Pernyataan ini mengindikasikan Seoul mempertimbangkan bentuk dukungan yang masih berada di bawah keterlibatan militer langsung, demikian dilaporkan kantor berita Yonhap.
Melansir Reuters, Ahn mengatakan kepada konferensi pers bersama koresponden media Korea Selatan di Washington bahwa ia telah menyampaikan posisi Seoul tersebut dalam pertemuan dengan Menteri Pertahanan AS Pete Hegseth pada Senin.
“Kami menyampaikan pada tingkat seperti ini bahwa pada dasarnya kami akan berpartisipasi sebagai anggota masyarakat internasional yang bertanggung jawab, dan kami akan meninjau cara-cara untuk berkontribusi secara bertahap,” kata Ahn, dikutip Yonhap.
Ahn menjelaskan bentuk dukungan bertahap itu dapat berupa pernyataan dukungan politik, pengiriman personel, berbagi informasi, hingga penyediaan aset militer. Namun ia menekankan belum ada pembahasan rinci terkait kemungkinan memperluas keterlibatan pasukan Korea Selatan.
“Tidak ada pembahasan mendalam mengenai hal seperti memperluas partisipasi militer kami secara spesifik,” ujarnya, seraya menambahkan bahwa keputusan apa pun harus mengikuti prosedur hukum domestik.

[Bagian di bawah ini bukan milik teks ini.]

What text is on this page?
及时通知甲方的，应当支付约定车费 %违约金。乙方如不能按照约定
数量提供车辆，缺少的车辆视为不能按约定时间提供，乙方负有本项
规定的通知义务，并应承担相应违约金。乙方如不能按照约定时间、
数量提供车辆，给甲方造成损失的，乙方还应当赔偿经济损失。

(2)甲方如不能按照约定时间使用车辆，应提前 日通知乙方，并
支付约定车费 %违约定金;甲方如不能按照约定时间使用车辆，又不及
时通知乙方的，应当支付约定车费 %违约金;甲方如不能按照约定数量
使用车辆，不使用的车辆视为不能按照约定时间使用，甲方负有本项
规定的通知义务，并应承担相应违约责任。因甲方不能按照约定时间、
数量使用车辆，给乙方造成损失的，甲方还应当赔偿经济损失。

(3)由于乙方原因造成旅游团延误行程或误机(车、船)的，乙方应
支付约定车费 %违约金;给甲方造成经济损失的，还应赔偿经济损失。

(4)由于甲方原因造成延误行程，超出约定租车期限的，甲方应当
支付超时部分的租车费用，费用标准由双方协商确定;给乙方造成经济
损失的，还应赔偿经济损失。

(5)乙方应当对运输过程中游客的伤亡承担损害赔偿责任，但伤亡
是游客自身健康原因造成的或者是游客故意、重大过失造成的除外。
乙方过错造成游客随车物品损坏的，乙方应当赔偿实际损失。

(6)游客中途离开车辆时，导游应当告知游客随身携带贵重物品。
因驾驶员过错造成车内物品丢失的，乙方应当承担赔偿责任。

Baca Juga: Selat Hormuz Ditutup, Vietnam Ketar-ketir: Stok Kilang Nghi Son Hampir Habis
Serangan terhadap kapal Korea Selatan
Pertemuan pejabat pertahanan Korea Selatan dan AS itu berlangsung sehari setelah Seoul mengecam serangan terhadap kapal berbendera Korea Selatan di dekat Selat Hormuz pada pekan lalu.
Kantor kepresidenan Korea Selatan mengecam keras insiden tersebut, namun menyatakan masih menyelidiki pihak yang bertanggung jawab atas serangan itu.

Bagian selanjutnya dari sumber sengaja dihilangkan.